With guidance and support from the teacher and senpai, a kohai who diligently continues practice often improves remarkably.

And then, finally, the day comes!

A year ago, the senpai might have casually said, “Oh yeah, I couldn’t do that either back then. Maybe try it like this.” But now that same kohai executes a beautiful men-kaeshi-dō better than the senpai, strikes a perfectly timed de-kote in match practice, or lands a quick and sharp men strike, the senpai probably feels something like this inside:

“Oh no! I’m going to get overtaken by my kohai!”

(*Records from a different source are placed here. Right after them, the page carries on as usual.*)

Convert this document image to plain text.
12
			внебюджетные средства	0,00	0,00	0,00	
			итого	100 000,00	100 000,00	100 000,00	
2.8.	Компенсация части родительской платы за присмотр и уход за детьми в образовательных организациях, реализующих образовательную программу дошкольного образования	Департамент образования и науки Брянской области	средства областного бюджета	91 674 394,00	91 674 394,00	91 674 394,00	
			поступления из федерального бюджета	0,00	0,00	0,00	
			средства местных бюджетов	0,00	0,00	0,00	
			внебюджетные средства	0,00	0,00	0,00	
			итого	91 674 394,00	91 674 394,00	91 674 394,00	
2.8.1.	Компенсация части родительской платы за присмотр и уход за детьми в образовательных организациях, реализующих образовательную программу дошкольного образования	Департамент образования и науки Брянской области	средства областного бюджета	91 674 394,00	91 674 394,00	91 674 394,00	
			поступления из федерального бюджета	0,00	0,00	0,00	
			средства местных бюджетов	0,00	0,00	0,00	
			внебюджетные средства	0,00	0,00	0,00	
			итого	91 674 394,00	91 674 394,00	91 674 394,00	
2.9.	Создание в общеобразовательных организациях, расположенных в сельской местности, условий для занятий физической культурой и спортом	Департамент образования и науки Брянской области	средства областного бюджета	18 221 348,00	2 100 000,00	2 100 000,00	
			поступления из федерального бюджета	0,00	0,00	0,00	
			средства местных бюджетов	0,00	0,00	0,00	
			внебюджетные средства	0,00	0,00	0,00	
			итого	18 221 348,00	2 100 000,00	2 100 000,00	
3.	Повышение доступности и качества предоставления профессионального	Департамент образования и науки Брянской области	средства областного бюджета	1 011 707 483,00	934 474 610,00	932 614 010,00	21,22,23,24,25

In fact, when doing match practice against that kohai, sometimes the senpai even loses. It happens all the time, right?

Of course, the senpai may feel, “Wow, that’s amazing,” seeing the kohai’s rapid improvement. But perhaps the emotion that occupies most of the heart is:

Oh no!!

I’m not the only one who thinks this way, right?

Or is it just me?

There’s also this pattern.

When a brand-new beginner, despite having no prior kendo experience, suddenly delivers a wonderful men strike with perfect ki-ken-tai no icchi, we are astonished — and at the same time think, “Oh no! This person might overtake me in no time!”

I couldn’t even do that after three years…

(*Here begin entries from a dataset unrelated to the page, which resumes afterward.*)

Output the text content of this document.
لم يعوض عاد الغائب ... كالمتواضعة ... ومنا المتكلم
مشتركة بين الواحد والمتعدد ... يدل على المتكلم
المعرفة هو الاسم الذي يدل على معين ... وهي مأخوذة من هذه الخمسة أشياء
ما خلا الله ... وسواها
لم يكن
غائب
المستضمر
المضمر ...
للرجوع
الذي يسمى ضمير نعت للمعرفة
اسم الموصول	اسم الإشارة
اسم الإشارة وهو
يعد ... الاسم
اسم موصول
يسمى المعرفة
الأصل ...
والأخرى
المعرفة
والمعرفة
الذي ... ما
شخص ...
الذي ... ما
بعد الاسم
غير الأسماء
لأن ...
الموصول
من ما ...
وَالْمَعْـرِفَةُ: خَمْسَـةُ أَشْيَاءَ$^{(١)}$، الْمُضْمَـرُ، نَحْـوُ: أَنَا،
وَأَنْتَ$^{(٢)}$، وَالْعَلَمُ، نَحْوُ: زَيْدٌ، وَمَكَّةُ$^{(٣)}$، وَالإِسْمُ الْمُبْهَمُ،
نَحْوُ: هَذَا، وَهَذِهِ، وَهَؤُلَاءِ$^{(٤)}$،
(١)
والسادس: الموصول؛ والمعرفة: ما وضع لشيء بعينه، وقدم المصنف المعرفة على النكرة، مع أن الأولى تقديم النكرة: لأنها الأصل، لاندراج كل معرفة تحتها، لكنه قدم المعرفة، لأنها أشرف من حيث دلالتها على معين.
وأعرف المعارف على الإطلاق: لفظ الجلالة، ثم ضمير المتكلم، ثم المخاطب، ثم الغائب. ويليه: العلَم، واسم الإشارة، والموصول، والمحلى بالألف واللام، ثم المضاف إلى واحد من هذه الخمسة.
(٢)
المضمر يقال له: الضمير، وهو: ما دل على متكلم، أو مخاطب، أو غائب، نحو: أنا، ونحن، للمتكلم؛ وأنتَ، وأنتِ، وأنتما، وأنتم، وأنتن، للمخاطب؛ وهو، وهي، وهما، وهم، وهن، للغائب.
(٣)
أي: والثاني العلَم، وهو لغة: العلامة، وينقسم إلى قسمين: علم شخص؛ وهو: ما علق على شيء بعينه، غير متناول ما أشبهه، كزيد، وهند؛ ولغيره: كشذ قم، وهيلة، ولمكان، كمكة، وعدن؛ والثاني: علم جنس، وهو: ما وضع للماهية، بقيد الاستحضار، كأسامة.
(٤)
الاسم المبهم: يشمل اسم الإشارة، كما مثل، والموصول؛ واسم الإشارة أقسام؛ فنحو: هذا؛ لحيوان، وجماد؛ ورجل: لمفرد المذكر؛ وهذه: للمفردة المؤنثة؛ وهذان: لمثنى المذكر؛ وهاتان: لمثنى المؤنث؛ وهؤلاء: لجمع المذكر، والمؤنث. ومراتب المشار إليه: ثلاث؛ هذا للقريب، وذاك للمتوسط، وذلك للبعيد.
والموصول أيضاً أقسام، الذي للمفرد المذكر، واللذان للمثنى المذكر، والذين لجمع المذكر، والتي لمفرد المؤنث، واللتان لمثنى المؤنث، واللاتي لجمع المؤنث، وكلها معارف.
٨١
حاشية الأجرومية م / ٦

But here is what we must consider:

Why is it that at such moments, senpai cannot wholeheartedly rejoice in the kohai’s growth, and instead feel anxious?

Let’s hear an opinion from Chūdan-kun as a reference.

Well, of course.
If I have a higher rank,
and I lose to someone with a lower rank,
that’s super uncool.

I see. That makes sense.

Then, Chūdan-kun, what if I — meaning your opponent — were a smaller female cat, but had a higher dan rank than you? If you lost to me, would it not feel so uncool?

What do you think?

Well…
Honestly,
I’d be frustrated if I lost to a smaller cat,
but I’d probably tell myself, as my excuse…
‘Well, Haru-senpai has a higher rank than me, so it can’t be helped.’

Oh… I see.

So for Chūdan-kun, dan rank is a very important indicator of relative position between himself and other kenshis.

That’s why, if he has a higher rank but loses to or gets overtaken by a kohai, he feels anxious and thinks, “Oh no…”

But here’s the interesting part: even if a senpai doesn’t want to feel that “Oh no” emotion, they cannot stop the kohai from improving. They can give advice and support to help the kohai grow — but they cannot prevent that growth.

So then, how can the senpai get rid of that anxious feeling? No one wants to practice while carrying such unease.

True…
Even if I want to focus on practice,
I end up worrying about my kohai
and can’t practice well.

This kind of thing happens in real life too.
Comparing myself to others,
and becoming overly concerned about them.

In my opinion, there is only one way to overcome this “Oh no” feeling! This is purely based on “Haru’s research,” of course.

And that is:

Do not lose sight of myself, and focus my heart on my own improvement.

If I have a vision of the kendo I aspire to, then no matter what happens along the way, I must not let my heart be shaken, but steadily walk the path I have chosen.

What meaning is there in constantly comparing myself to others and wondering whether I am inferior or not? This applies both in daily life and in kendo.

If each of us has our own kendo we aim for, it is important to compare our present self with our past self. But taking one fragment of someone else’s kendo — someone who aims for something different — and comparing it to ourselves, becoming impatient or anxious, has little meaning.

Rather than letting our hearts be captured by such feelings, I would like to be a senpai who can sincerely celebrate a kohai’s growth.

There may be times when I lose to a kohai in match practice. But in those moments, I try to think that there must have been something I lacked. Then I simply identify what that is and continue practicing to improve it.

…Though I write all this as if I am so composed, the truth is, losing to a kohai in a match is not emotionally easy for me. Still, in order not to lose sight of myself, I must discipline myself and move forward while controlling my emotions.

Yes… it’s self-mastery 克己 once again.

And it makes me reflect again on what “rank” (dan grade) is really for.

Anyway…when I think that the existence of kohai strengthens my spirit of self-discipline, I feel grateful for them.

And so, I’ll be off to practice again tomorrow.